Vera Mattson se inclinó sobre la encimera de la cocina y miró por la ventana. Vio al policía en el jardín de los vecinos. No llevaba uniforme, pero igualmente se notaba que era un policía. Era nuevo, no le había visto antes. De repente volvió a sentir esa necesidad de esconderse. A veces ese impulso era tan fuerte… No soportaba hablar por teléfono o abrir la puerta. Era asunto suyo si quería hablar con la gente o no. La gente podía ser tan invasora, tan tremenda y exigente para una pobre mujer que no aguantaba tanta lata.
Ahora el policía se acercaba a la cama elástica. Pasaba la mano por el borde. Ella tenía una relación tipo mantente-alejada con las niñas que solían saltar en ella. Ese tipo de niñas no sabían comportarse. No se hablaba con el vecino. ¿Qué era lo que le había dicho el vecino cuando la acusó de tener algo que ver con la muerte de ese perrito tonto? Sí, que pensaba que no era como quería parecer. Que su aspecto gris y retraído no se correspondía con quién era ella. Se había alterado, pero no tenía nada que responder. Ella no utilizaba esas palabras rebuscadas, retraída, no te fastidia. Había buscado la palabra en el diccionario y visto que retraído no era una palabra positiva. En ningún caso quería tener nada más que ver con lo que había ocurrido el día que el niño desapareció.
Ahora el policía daba la vuelta y miraba hacia su casa. Vera Mattson se retiró bruscamente de la ventana golpeando un vaso que tenía un resto pegajoso de zumo de naranja en el fondo. El vaso volcó con estruendo. La encimera estaba llena de tazas sucias y platos con trozos de fruta, chucherías, pastas, galletas, y restos de comida. No tiraba nada. Toda la comida debía comerse o guardarse. No quería abrir la puerta. Su casa no era una madriguera de zorros con muchas salidas. No dejaría que se entrometieran en su vida.
Habían venido varios periodistas. Uno quería que posara con los brazos en jarras, en el sitio exacto donde había visto a Patrik Øye ese día. Había dicho que no. Pero no podía decir que no a la policía. La llevaron fuera con ellos, tuvo que seguirlos hasta la entrada y señalar exactamente el sitio donde vio al chico por última vez. Lo llamaban una reconstrucción. Como si ese punto del camino fuera el lugar de un crimen. Los días ya habían sido malos antes. Estaba tan harta de gente normal que hablaba de sus maridos, hijos, nietos y perros todo el rato. El aislamiento no le molestaba. Cuando no pasaba nada no estaba sola, sino segura. Pero a veces también tenía una relación apasionada con poder hacer lo contrario de lo que realmente le apetecía. Sintió que a lo mejor quería hablar con el policía a pesar de todo.

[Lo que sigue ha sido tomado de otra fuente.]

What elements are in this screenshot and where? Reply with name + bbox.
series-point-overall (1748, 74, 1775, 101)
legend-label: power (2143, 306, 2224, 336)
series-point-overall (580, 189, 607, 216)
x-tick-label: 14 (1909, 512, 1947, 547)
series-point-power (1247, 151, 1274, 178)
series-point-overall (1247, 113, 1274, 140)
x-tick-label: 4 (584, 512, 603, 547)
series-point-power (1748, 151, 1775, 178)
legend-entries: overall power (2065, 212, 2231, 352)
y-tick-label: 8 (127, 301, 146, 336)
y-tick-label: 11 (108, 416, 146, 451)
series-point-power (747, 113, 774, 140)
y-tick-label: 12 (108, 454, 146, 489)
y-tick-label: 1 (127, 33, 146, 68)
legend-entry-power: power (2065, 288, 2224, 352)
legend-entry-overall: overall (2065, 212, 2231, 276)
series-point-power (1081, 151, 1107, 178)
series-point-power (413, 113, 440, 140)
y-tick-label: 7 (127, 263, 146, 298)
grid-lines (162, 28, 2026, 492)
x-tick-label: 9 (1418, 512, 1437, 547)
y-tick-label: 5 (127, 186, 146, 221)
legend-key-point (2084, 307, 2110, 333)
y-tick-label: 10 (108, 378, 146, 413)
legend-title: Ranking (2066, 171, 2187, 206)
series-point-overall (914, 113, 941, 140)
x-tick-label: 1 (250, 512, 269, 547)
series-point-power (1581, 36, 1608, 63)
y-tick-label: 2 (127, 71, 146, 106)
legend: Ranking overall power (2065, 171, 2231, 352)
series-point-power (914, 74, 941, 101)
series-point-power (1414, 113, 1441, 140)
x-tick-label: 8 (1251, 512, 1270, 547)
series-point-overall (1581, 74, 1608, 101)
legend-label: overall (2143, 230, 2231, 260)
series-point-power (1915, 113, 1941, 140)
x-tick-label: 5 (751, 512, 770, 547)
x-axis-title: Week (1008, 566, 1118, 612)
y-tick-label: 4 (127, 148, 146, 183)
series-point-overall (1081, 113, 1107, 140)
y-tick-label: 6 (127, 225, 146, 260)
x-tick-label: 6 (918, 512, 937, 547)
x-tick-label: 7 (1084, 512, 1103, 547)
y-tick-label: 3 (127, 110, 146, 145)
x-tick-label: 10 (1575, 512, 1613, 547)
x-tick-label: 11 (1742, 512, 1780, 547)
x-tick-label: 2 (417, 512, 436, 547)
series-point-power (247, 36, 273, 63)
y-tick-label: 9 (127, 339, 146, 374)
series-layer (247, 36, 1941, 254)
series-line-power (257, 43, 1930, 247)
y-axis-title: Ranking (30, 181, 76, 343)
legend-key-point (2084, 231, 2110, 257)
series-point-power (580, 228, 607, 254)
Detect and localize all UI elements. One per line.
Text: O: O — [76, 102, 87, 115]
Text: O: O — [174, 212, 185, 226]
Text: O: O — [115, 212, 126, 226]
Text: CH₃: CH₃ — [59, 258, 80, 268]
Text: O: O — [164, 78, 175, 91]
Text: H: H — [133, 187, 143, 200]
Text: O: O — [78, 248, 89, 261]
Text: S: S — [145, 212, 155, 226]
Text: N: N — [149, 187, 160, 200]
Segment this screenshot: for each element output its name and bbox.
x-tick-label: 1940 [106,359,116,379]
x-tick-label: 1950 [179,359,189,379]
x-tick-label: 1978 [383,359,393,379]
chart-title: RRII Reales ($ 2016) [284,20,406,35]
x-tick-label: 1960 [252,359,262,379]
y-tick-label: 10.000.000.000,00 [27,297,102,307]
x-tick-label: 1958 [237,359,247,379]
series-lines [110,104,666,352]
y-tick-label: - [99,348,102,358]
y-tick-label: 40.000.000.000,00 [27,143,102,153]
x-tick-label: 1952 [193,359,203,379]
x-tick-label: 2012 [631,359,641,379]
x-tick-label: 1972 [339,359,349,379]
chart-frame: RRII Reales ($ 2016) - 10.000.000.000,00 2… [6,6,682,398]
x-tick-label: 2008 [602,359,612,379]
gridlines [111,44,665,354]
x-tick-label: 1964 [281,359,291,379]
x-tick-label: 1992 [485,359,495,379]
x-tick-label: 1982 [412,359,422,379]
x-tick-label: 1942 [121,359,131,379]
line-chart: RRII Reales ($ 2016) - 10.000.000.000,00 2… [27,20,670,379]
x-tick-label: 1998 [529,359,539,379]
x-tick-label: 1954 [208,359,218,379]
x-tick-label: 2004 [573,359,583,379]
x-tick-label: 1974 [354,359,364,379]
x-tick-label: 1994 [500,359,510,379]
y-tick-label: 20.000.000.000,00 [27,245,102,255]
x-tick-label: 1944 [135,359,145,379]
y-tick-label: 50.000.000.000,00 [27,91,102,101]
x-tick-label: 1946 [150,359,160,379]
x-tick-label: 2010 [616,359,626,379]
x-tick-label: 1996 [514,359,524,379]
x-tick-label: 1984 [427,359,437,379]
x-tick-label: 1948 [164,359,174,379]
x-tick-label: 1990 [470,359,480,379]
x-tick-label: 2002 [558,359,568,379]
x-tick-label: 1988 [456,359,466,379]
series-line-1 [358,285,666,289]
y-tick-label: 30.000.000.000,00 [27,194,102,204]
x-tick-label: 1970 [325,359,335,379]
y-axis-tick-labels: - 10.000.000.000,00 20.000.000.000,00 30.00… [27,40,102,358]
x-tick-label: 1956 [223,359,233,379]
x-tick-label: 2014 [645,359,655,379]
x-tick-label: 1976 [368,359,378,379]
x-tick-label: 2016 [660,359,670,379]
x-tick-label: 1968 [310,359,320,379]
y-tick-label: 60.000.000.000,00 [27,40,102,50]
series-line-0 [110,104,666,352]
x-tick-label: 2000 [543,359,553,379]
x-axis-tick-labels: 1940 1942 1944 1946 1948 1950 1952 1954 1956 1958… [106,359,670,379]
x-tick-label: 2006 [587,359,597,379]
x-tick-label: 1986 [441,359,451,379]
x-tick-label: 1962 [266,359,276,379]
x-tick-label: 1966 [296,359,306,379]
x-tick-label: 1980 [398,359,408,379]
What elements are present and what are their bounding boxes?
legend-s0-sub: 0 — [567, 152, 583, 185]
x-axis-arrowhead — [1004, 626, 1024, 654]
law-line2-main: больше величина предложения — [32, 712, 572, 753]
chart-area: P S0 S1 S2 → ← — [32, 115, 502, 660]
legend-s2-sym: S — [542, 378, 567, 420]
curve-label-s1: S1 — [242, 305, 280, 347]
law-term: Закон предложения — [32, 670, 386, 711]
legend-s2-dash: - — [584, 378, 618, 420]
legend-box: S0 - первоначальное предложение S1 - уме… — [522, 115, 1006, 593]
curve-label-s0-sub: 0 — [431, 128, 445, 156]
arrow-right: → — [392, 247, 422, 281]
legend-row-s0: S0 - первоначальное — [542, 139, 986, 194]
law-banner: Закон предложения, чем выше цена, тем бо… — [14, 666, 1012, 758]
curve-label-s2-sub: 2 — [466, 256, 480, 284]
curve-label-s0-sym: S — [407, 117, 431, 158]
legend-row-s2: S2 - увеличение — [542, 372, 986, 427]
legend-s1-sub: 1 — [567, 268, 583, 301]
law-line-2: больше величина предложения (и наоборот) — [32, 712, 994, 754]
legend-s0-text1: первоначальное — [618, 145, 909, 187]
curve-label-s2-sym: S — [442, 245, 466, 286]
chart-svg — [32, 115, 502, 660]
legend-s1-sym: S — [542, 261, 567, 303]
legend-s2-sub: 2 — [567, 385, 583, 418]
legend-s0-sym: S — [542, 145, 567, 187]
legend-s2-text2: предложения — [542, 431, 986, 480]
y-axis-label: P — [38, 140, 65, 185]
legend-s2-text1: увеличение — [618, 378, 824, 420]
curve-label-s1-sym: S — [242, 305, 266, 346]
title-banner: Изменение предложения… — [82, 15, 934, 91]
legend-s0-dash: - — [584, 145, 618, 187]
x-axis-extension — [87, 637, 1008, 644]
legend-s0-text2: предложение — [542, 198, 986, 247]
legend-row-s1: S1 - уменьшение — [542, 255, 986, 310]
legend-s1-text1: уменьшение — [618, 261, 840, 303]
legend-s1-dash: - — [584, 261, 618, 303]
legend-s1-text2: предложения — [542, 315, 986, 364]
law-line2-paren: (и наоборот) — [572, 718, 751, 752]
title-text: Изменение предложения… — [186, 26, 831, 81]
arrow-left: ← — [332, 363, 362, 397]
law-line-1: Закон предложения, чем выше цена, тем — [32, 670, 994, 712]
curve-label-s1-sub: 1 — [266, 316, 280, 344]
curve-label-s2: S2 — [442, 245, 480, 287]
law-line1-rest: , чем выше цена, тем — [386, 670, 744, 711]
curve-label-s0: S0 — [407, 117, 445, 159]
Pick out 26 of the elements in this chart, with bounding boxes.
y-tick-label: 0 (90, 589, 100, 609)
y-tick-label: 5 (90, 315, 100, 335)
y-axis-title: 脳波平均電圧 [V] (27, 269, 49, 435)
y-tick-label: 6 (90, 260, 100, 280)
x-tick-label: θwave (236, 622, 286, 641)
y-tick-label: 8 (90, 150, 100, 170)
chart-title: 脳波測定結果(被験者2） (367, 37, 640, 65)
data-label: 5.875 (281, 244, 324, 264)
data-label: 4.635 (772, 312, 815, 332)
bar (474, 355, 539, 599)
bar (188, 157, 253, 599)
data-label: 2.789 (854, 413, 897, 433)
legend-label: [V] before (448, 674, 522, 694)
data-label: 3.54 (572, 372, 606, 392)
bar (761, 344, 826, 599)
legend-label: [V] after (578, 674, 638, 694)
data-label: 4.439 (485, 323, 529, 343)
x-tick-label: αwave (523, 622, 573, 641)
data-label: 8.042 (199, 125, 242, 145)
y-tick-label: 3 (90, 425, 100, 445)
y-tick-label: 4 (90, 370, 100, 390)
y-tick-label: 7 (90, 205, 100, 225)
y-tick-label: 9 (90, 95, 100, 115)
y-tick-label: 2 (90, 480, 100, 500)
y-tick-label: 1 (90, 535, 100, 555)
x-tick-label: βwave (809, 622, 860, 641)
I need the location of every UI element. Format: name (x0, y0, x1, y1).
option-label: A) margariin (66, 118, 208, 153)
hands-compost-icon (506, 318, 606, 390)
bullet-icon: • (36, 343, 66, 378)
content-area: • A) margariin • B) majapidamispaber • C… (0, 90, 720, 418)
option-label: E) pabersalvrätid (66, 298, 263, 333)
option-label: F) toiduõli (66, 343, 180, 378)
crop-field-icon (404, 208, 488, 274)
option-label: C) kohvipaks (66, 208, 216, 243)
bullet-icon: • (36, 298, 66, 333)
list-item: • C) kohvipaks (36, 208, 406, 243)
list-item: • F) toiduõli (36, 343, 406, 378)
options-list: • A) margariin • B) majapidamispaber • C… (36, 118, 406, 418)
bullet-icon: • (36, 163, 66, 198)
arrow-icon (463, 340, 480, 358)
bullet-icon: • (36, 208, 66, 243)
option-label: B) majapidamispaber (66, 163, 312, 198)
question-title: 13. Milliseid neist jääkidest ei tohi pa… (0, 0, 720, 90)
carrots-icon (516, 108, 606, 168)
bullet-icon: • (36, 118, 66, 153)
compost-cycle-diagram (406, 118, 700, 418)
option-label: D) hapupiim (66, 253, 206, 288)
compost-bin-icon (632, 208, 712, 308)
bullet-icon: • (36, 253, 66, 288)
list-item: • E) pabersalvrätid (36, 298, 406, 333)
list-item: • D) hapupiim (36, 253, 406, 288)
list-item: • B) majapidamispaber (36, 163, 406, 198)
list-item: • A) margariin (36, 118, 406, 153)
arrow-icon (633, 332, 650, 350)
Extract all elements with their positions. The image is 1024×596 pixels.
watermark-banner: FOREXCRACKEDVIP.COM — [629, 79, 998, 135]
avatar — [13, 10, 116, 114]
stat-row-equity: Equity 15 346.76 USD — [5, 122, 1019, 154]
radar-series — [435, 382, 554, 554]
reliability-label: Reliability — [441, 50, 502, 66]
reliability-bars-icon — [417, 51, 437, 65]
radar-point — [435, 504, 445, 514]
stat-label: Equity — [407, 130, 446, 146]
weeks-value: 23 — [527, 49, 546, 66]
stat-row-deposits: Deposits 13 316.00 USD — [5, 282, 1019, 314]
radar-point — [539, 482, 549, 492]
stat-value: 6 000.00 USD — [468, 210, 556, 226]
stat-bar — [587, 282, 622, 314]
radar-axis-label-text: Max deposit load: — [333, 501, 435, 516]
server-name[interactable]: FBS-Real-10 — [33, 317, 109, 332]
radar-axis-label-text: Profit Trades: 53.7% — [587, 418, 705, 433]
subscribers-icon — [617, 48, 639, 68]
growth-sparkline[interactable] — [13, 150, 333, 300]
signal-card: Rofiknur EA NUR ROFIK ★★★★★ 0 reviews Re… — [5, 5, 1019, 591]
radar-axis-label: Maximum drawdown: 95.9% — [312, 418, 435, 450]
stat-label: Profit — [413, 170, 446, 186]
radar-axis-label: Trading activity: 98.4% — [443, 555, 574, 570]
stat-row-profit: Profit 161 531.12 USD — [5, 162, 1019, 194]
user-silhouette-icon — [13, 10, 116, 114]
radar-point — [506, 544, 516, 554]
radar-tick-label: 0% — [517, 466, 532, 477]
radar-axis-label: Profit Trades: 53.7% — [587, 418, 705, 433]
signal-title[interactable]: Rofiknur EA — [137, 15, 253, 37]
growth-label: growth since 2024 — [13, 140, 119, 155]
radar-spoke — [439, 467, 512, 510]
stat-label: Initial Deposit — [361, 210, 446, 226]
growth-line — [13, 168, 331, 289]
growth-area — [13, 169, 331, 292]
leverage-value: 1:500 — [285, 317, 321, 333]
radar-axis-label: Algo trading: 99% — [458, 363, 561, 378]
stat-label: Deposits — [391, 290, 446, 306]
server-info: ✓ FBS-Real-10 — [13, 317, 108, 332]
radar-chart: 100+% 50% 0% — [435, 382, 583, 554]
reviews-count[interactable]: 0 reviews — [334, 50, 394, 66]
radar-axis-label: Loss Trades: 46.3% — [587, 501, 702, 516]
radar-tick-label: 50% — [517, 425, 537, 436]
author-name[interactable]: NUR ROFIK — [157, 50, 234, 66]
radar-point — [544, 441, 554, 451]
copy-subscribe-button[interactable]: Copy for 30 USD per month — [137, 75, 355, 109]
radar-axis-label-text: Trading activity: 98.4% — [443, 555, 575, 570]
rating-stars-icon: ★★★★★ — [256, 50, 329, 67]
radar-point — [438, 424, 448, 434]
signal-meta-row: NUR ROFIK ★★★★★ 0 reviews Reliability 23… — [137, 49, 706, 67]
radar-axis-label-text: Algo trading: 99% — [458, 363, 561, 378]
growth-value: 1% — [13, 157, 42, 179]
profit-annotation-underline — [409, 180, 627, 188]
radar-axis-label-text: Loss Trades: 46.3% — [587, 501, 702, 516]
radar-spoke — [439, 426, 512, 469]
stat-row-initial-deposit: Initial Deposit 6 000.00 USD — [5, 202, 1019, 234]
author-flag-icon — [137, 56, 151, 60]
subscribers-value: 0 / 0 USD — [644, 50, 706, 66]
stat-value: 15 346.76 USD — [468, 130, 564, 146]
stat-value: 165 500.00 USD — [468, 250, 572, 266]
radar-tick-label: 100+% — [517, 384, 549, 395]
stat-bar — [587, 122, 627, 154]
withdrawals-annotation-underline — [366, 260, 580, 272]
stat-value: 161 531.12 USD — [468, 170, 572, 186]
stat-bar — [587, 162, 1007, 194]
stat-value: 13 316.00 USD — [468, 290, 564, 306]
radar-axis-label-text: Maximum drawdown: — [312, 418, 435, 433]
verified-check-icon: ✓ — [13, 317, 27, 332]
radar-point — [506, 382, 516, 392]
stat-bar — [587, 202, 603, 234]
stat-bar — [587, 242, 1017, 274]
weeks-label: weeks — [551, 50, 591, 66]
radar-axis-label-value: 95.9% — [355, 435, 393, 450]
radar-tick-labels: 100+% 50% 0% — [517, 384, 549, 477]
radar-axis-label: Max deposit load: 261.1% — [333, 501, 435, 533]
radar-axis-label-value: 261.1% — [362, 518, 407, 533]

Pero imagínate si vuelve una y otra vez…
Los constantes pensamientos sobre el chico que corría se hacían insoportables. Sobre todo cuando tenía que hablar de ello todo el tiempo. Algunas veces, cuando el gato saltaba a su cama, fingía que era un peluche. Había estado enfadada con ese chico. Pero tenía motivos.
En el armario de la cocina guardaba la libreta negra en la que anotaba cosas. Era más que nada para controlar las horas. Sólo para saber cuándo ocurrían las cosas. También había apuntado cada vez que pasaban los niños. Pensó que podría utilizarlo si tenía que ir al colegio a quejarse de ellos. Hablar con sus profesores o, peor todavía, con el director. Ahora abrió la puerta del armario y cogió la libreta para escribir policía en el jardín del vecino a las 13:04 del 14 de junio de 2007.
Justo cuando acababa de anotar estas observaciones en la libreta, llamaron a la puerta. El sonido del timbre era profundo como un bajo. Vera Mattson volvió a tirar la libreta al armario y cerró la puerta. Luego se retiró al pasillo, el que había entre la cocina y el salón. Allí se quedó con el corazón acelerado. Volvieron a llamar. Bajó la vista hacia su vestido negro. Tenía manchas. Eran de huevo. Se había manchado y no había conseguido quitarlas. Abrió la puerta del sótano y bajó.